Thomas Friedman nails an important point in today's column in The New York Times.
Obama is at least trying to push an agenda for pursuing the American dream in these new circumstances. I don’t agree with every policy — I’d like to see a lot more emphasis on innovation and small business start-ups — but he’s clearly trying. I do not get that impression from the Republicans, and especially those being led around by the Tea Partiers. Obama-ism posits that we are now in a hypercompetitive global economy, where the country that thrives will be the one that brings together the most educated, creative and diverse work force with the best infrastructure — bandwidth, ports, airports, high-speed rail and good governance. And we’re in a world with a warming climate that is growing from 6.8 billion people to 9.2 billion by 2050, so demand for clean energy is going to go through the roof. Therefore, E.T. — energy technology — is going to be the next great global industry.
One reason the G.O.P. has failed to spawn an agenda for the 21st century is that globalization has fragmented the party. Its Wall Street/multinational corporate wing understands we need immigration, free trade, clean-tech and government support for better infrastructure and the scientific research that is the wellspring of innovation. The Tea Party wing opposes virtually all those things. All that unites the two wings is their common desire for lower taxes — period.
These “Newocrats” (the multinational corporate manager, the technology entrepreneur and engineer, and the aspirational members of the meritocracy) previously would have leaned Republican, but now many lean toward Obama. They don’t agree with everything he’s proposing, but they sense that he is working on that bridge to the 21st century, while today’s G.O.P./Tea Party is just not in the game.
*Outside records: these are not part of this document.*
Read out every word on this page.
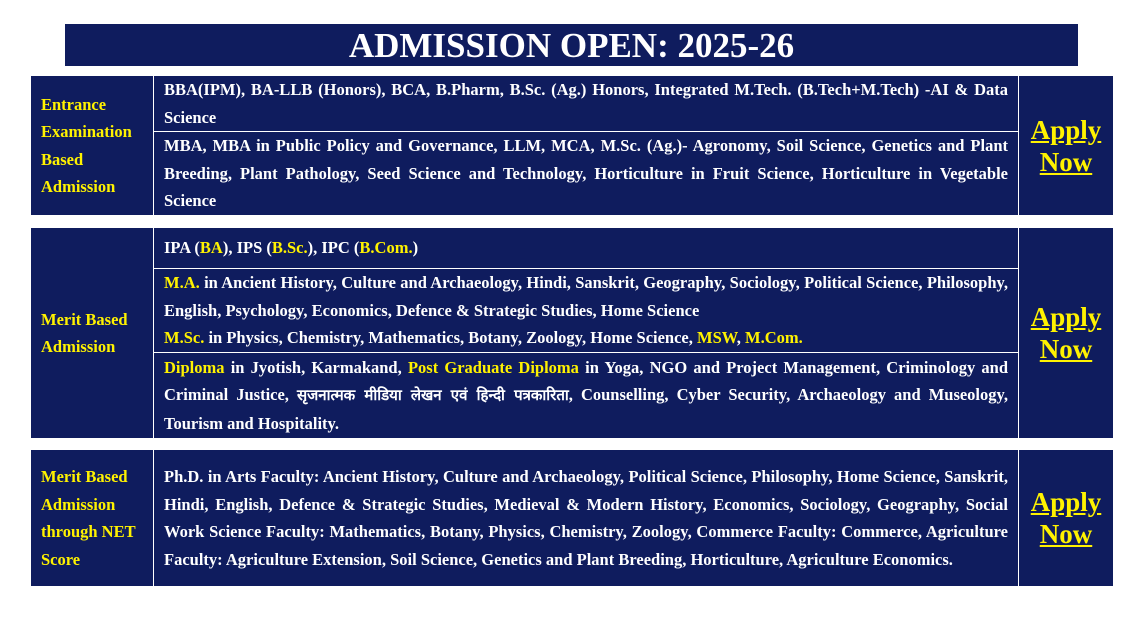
ADMISSION OPEN: 2025-26
Entrance
Examination
Based
Admission	BBA(IPM), BA-LLB (Honors), BCA, B.Pharm, B.Sc. (Ag.) Honors, Integrated M.Tech. (B.Tech+M.Tech) -AI & Data Science	Apply
Now
MBA, MBA in Public Policy and Governance, LLM, MCA, M.Sc. (Ag.)- Agronomy, Soil Science, Genetics and Plant Breeding, Plant Pathology, Seed Science and Technology, Horticulture in Fruit Science, Horticulture in Vegetable Science
Merit Based
Admission	IPA (BA), IPS (B.Sc.), IPC (B.Com.)	Apply
Now
M.A. in Ancient History, Culture and Archaeology, Hindi, Sanskrit, Geography, Sociology, Political Science, Philosophy, English, Psychology, Economics, Defence & Strategic Studies, Home Science
M.Sc. in Physics, Chemistry, Mathematics, Botany, Zoology, Home Science, MSW, M.Com.
Diploma in Jyotish, Karmakand, Post Graduate Diploma in Yoga, NGO and Project Management, Criminology and Criminal Justice, सृजनात्मक मीडिया लेखन एवं हिन्दी पत्रकारिता, Counselling, Cyber Security, Archaeology and Museology, Tourism and Hospitality.
Merit Based
Admission
through NET
Score	Ph.D. in Arts Faculty: Ancient History, Culture and Archaeology, Political Science, Philosophy, Home Science, Sanskrit, Hindi, English, Defence & Strategic Studies, Medieval & Modern History, Economics, Sociology, Geography, Social Work Science Faculty: Mathematics, Botany, Physics, Chemistry, Zoology, Commerce Faculty: Commerce, Agriculture Faculty: Agriculture Extension, Soil Science, Genetics and Plant Breeding, Horticulture, Agriculture Economics.	Apply
Now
Today, we have no real opposition party with its own pathway to the 21st century. We just have opposition.
Exactly. Obama seems to get that we have kicked the can about as far down the road as the old ideologies will take us on a host of key issues including health care, climate change/energy, immigration, and fiscal policy. The Republicans (particularly the Tea Party Right) are engaged in a doomed struggle to turn the clock back out of fear.
As conservative pundit David Frum says: Republicans care about politics while Democrats care about government. Government's job is to pave the way for progress, not perpetuate itself.